3.2.1 Innoslab amplification technique

When adopting solid rod Master Oscillator Power-Amplifier (MOPA) technique, the amplification system usually has multiple passes, such as single-stage multi-pass, multi-stage single-pass and multi-stage multi-pass. The spot radius changes little as the seed laser power is continuously amplified, leading to the increase of peak power density. High laser peak power density is easy to cause damage to the optical components. In the system of the LD partially end-pumped laser amplification hybrid cavity (i. e. Innoslab laser), the seed laser passes back and forth through the slatted amplification gain medium. When the laser energy is amplified, the laser spot is also enlarged, so that the peak power density of the laser in the amplification process will not be too high to cause damage to the optical components. Therefore high-energy laser output can be generated from a laser source with high repetition frequency and low energy by using Innoslab technique via the design of reasonable structure.

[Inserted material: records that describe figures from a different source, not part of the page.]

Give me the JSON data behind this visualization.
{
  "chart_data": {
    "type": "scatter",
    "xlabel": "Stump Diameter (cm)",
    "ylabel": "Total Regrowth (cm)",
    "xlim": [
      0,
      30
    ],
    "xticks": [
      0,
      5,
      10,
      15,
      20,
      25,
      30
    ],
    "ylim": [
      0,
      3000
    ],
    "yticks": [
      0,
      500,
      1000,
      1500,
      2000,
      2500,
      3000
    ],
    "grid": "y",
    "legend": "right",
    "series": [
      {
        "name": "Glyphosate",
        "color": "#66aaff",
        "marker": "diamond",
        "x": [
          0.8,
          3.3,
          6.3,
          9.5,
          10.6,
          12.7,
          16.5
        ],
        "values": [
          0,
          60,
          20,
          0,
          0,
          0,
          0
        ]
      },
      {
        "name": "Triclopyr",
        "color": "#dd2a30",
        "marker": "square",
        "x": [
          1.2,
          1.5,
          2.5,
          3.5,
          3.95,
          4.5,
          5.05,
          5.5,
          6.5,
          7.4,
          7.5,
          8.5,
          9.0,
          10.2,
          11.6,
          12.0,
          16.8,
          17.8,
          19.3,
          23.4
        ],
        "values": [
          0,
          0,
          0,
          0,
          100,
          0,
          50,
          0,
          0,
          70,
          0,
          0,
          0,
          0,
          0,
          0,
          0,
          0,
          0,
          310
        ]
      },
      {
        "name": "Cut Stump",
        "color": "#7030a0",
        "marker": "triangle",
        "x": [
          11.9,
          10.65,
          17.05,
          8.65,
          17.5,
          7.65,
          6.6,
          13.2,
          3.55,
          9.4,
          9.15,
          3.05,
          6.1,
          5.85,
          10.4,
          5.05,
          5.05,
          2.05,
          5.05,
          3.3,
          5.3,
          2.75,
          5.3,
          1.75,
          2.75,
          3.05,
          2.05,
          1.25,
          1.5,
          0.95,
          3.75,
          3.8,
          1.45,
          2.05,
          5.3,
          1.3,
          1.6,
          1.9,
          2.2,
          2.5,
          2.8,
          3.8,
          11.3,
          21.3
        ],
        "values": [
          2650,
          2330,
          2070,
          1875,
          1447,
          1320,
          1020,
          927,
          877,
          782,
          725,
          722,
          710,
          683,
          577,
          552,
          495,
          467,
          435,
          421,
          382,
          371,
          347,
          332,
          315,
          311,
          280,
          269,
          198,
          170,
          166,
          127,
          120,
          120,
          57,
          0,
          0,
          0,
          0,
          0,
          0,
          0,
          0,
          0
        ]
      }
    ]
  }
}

In 2017, researchers used Innoslab technique to obtain laser output with repetition rate of 5 kHz, single pulse energy of 25 mJ, and pulse width of 3 ns. The seed source was an electro-optic Q-switched Nd:YVO₄ (wisoptic.com) laser with repetition rate of 5 kHz and single pulse energy of 0.3 mJ. The amplification stage uses a 40×14×1 mm³ Nd:YAG (wisoptic.com) slab with Nd-doping concentration of 0.6%. The seed laser was amplified by 12 passes to give laser beam with single pulse energy of 25 mJ and out power of 125 W. A schematic diagram of the Innoslab amplifier is shown in the figure bellow.

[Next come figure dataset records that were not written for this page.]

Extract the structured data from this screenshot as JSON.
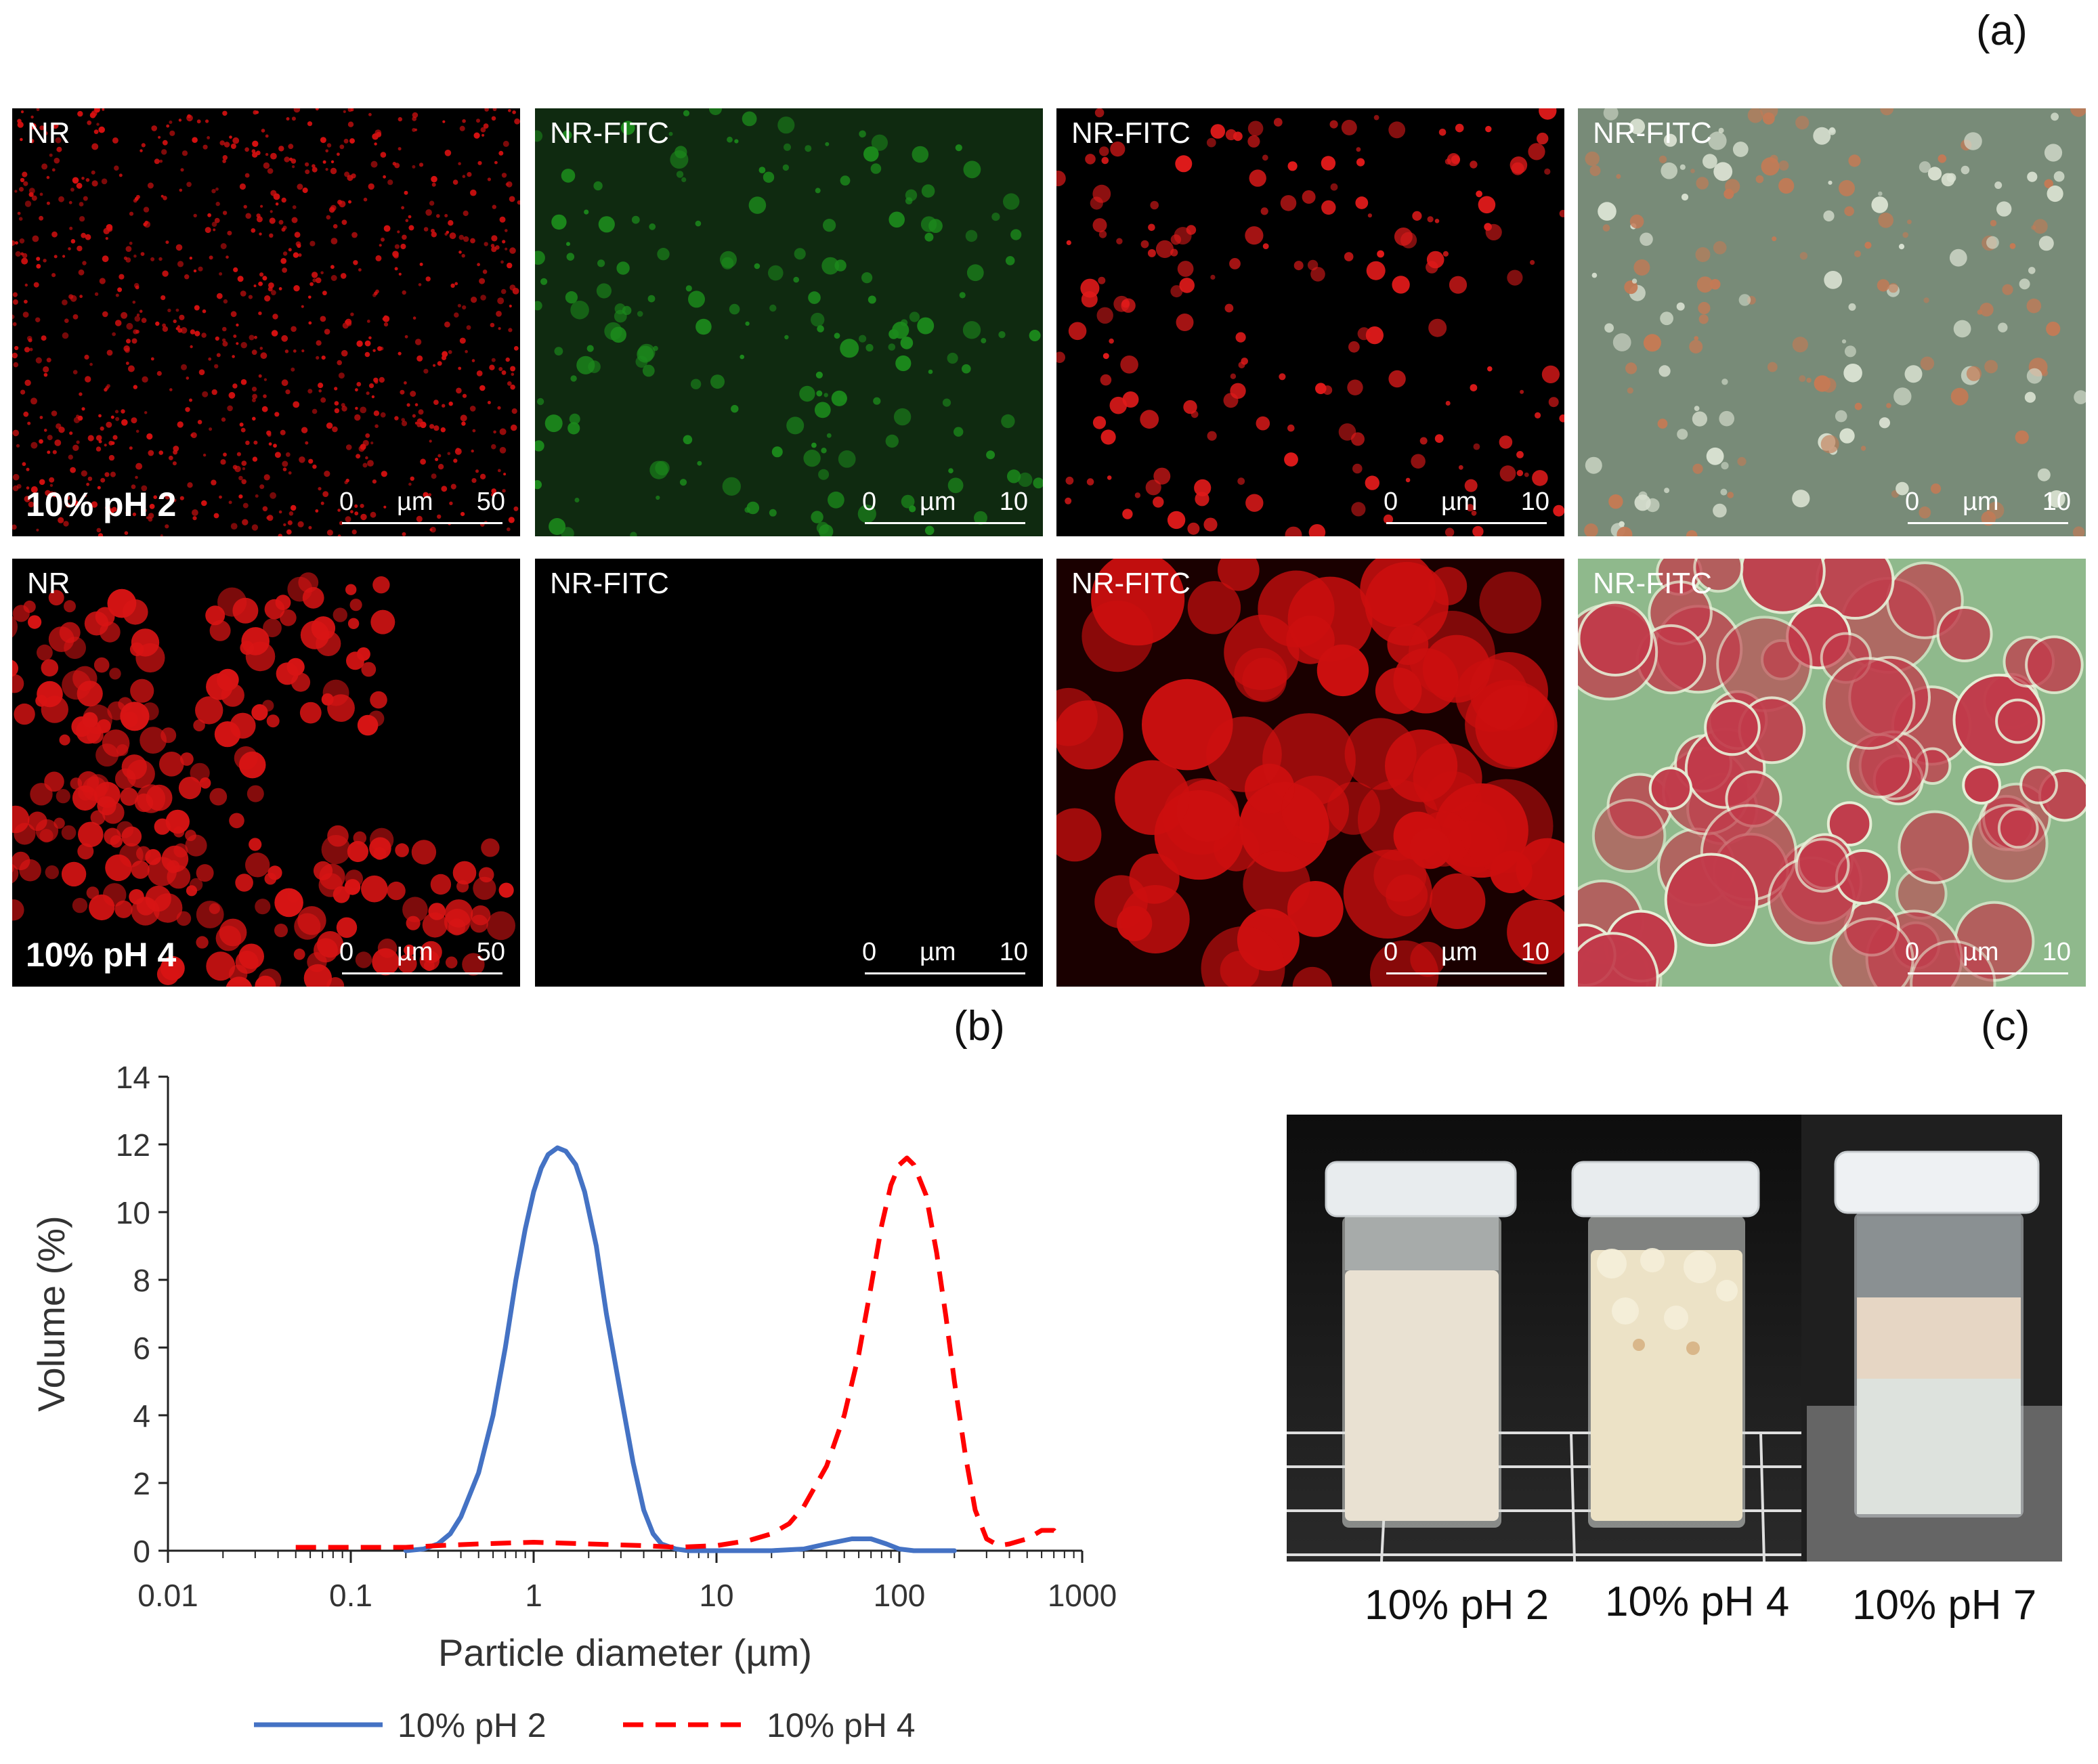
{
  "panel_labels": {
    "a": "(a)",
    "b": "(b)",
    "c": "(c)"
  },
  "micrographs": [
    {
      "row": 1,
      "col": 1,
      "stain": "NR",
      "sample": "10% pH 2",
      "scale": [
        "0",
        "µm",
        "50"
      ],
      "tint": "#d61010"
    },
    {
      "row": 1,
      "col": 2,
      "stain": "NR-FITC",
      "sample": "",
      "scale": [
        "0",
        "µm",
        "10"
      ],
      "tint": "#1c8a1c"
    },
    {
      "row": 1,
      "col": 3,
      "stain": "NR-FITC",
      "sample": "",
      "scale": [
        "0",
        "µm",
        "10"
      ],
      "tint": "#e01a1a"
    },
    {
      "row": 1,
      "col": 4,
      "stain": "NR-FITC",
      "sample": "",
      "scale": [
        "0",
        "µm",
        "10"
      ],
      "tint": "#7d9a7d"
    },
    {
      "row": 2,
      "col": 1,
      "stain": "NR",
      "sample": "10% pH 4",
      "scale": [
        "0",
        "µm",
        "50"
      ],
      "tint": "#d81414"
    },
    {
      "row": 2,
      "col": 2,
      "stain": "NR-FITC",
      "sample": "",
      "scale": [
        "0",
        "µm",
        "10"
      ],
      "tint": "#27d627"
    },
    {
      "row": 2,
      "col": 3,
      "stain": "NR-FITC",
      "sample": "",
      "scale": [
        "0",
        "µm",
        "10"
      ],
      "tint": "#cc0f0f"
    },
    {
      "row": 2,
      "col": 4,
      "stain": "NR-FITC",
      "sample": "",
      "scale": [
        "0",
        "µm",
        "10"
      ],
      "tint": "#c23a4a"
    }
  ],
  "photo_labels": [
    "10% pH 2",
    "10% pH 4",
    "10% pH 7"
  ],
  "chart_data": {
    "type": "line",
    "title": "",
    "xlabel": "Particle diameter (µm)",
    "ylabel": "Volume (%)",
    "xscale": "log",
    "xlim": [
      0.01,
      1000
    ],
    "ylim": [
      0,
      14
    ],
    "xticks": [
      0.01,
      0.1,
      1,
      10,
      100,
      1000
    ],
    "xtick_labels": [
      "0.01",
      "0.1",
      "1",
      "10",
      "100",
      "1000"
    ],
    "yticks": [
      0,
      2,
      4,
      6,
      8,
      10,
      12,
      14
    ],
    "legend_position": "bottom",
    "series": [
      {
        "name": "10% pH 2",
        "color": "#4472C4",
        "dash": "solid",
        "points": [
          [
            0.2,
            0.0
          ],
          [
            0.25,
            0.05
          ],
          [
            0.3,
            0.2
          ],
          [
            0.35,
            0.5
          ],
          [
            0.4,
            1.0
          ],
          [
            0.5,
            2.3
          ],
          [
            0.6,
            4.0
          ],
          [
            0.7,
            6.0
          ],
          [
            0.8,
            8.0
          ],
          [
            0.9,
            9.5
          ],
          [
            1.0,
            10.6
          ],
          [
            1.1,
            11.3
          ],
          [
            1.2,
            11.7
          ],
          [
            1.35,
            11.9
          ],
          [
            1.5,
            11.8
          ],
          [
            1.7,
            11.4
          ],
          [
            1.9,
            10.6
          ],
          [
            2.2,
            9.0
          ],
          [
            2.5,
            7.0
          ],
          [
            3.0,
            4.6
          ],
          [
            3.5,
            2.6
          ],
          [
            4.0,
            1.2
          ],
          [
            4.5,
            0.5
          ],
          [
            5.0,
            0.2
          ],
          [
            6.0,
            0.05
          ],
          [
            7.0,
            0.0
          ],
          [
            20,
            0.0
          ],
          [
            30,
            0.05
          ],
          [
            40,
            0.2
          ],
          [
            55,
            0.35
          ],
          [
            70,
            0.35
          ],
          [
            85,
            0.2
          ],
          [
            100,
            0.05
          ],
          [
            120,
            0.0
          ],
          [
            200,
            0.0
          ]
        ]
      },
      {
        "name": "10% pH 4",
        "color": "#FF0000",
        "dash": "dashed",
        "points": [
          [
            0.05,
            0.1
          ],
          [
            0.1,
            0.1
          ],
          [
            0.2,
            0.1
          ],
          [
            0.3,
            0.15
          ],
          [
            0.5,
            0.2
          ],
          [
            1.0,
            0.25
          ],
          [
            2.0,
            0.2
          ],
          [
            4.0,
            0.15
          ],
          [
            6.0,
            0.1
          ],
          [
            10,
            0.15
          ],
          [
            15,
            0.3
          ],
          [
            20,
            0.5
          ],
          [
            25,
            0.8
          ],
          [
            30,
            1.3
          ],
          [
            40,
            2.5
          ],
          [
            50,
            4.0
          ],
          [
            60,
            5.8
          ],
          [
            70,
            7.8
          ],
          [
            80,
            9.6
          ],
          [
            90,
            10.8
          ],
          [
            100,
            11.4
          ],
          [
            110,
            11.6
          ],
          [
            120,
            11.4
          ],
          [
            140,
            10.5
          ],
          [
            160,
            8.8
          ],
          [
            180,
            6.9
          ],
          [
            200,
            5.0
          ],
          [
            230,
            2.8
          ],
          [
            260,
            1.2
          ],
          [
            300,
            0.35
          ],
          [
            350,
            0.15
          ],
          [
            400,
            0.2
          ],
          [
            500,
            0.35
          ],
          [
            600,
            0.6
          ],
          [
            700,
            0.6
          ],
          [
            750,
            0.4
          ]
        ]
      }
    ]
  }
}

In 2020, a research team reported a Innoslab laser with repetition rate of 100 kHz, single pulse energy of 400 μJ, and average power of 40 W. The seed source was still an electro-optic Q-switched Nd:YVO₄ laser with an Innoslab amplifier. The gain medium of the amplification stage is a Nd:YAG slab with doping ratio of 0.6%, and size of 40×14×1.4 mm³. The seed light undergoes seven-pass amplification, and finally gives laser output with repetition frequency of 100 kHz,  single pulse energy of 2.1 mJ, and output power of 210 W.

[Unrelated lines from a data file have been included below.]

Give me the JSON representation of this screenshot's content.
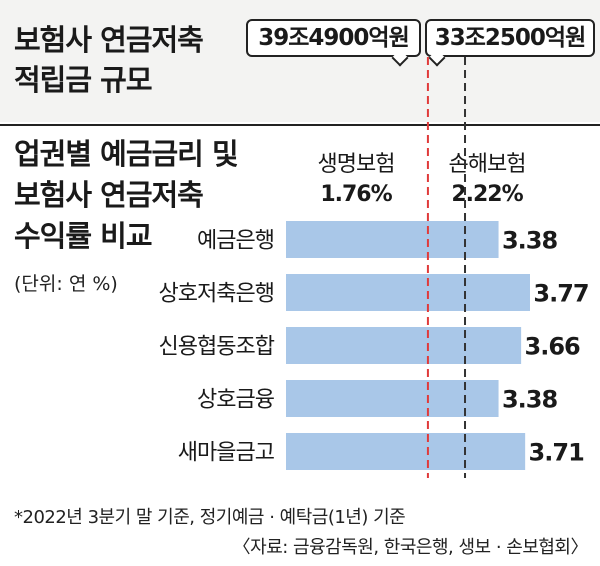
{
  "top_section": {
    "title_lines": [
      "보험사 연금저축",
      "적립금 규모"
    ],
    "amounts": [
      {
        "label": "39조4900억원",
        "color": "#e03a3a"
      },
      {
        "label": "33조2500억원",
        "color": "#222222"
      }
    ]
  },
  "chart_title_lines": [
    "업권별 예금금리 및",
    "보험사 연금저축",
    "수익률 비교"
  ],
  "unit": "(단위: 연 %)",
  "footnote": "*2022년 3분기 말 기준, 정기예금 · 예탁금(1년) 기준",
  "source": "〈자료: 금융감독원, 한국은행, 생보 · 손보협회〉",
  "chart_data": {
    "type": "bar",
    "orientation": "horizontal",
    "categories": [
      "예금은행",
      "상호저축은행",
      "신용협동조합",
      "상호금융",
      "새마을금고"
    ],
    "values": [
      3.38,
      3.77,
      3.66,
      3.38,
      3.71
    ],
    "value_labels": [
      "3.38",
      "3.77",
      "3.66",
      "3.38",
      "3.71"
    ],
    "xlim": [
      0,
      3.77
    ],
    "bar_color": "#a9c7e8",
    "reference_lines": [
      {
        "name": "생명보험",
        "value": 1.76,
        "label": "1.76%",
        "color": "#e03a3a",
        "style": "dashed"
      },
      {
        "name": "손해보험",
        "value": 2.22,
        "label": "2.22%",
        "color": "#333333",
        "style": "dashed"
      }
    ]
  }
}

To sum up, the electro-optic Q-switched laser is capable to give output with high repetition frequency and high energy, mainly by increasing the amount of gain media in the oscillator, or by using the MOPA technique outside the oscillator. The double-rod serial connection structure can effectively reduce the thermal effect in the laser crystal and improve the pulse energy. On this basis, by adopting in-band direct pumping and double-rod design with bonded crystal, the heat load of the gain medium will be further reduced, and high-energy laser output will be obtained consequently. The MOPA technique is an effective approach to obtain high-energy laser output, and the solid rod amplification technique is a classic pattern of the MOPA progress. In order to prevent the damage of the optical components caused by the high peak power density of the amplified laser, the solid slab amplification technique came into being, which further increased the output energy of the laser.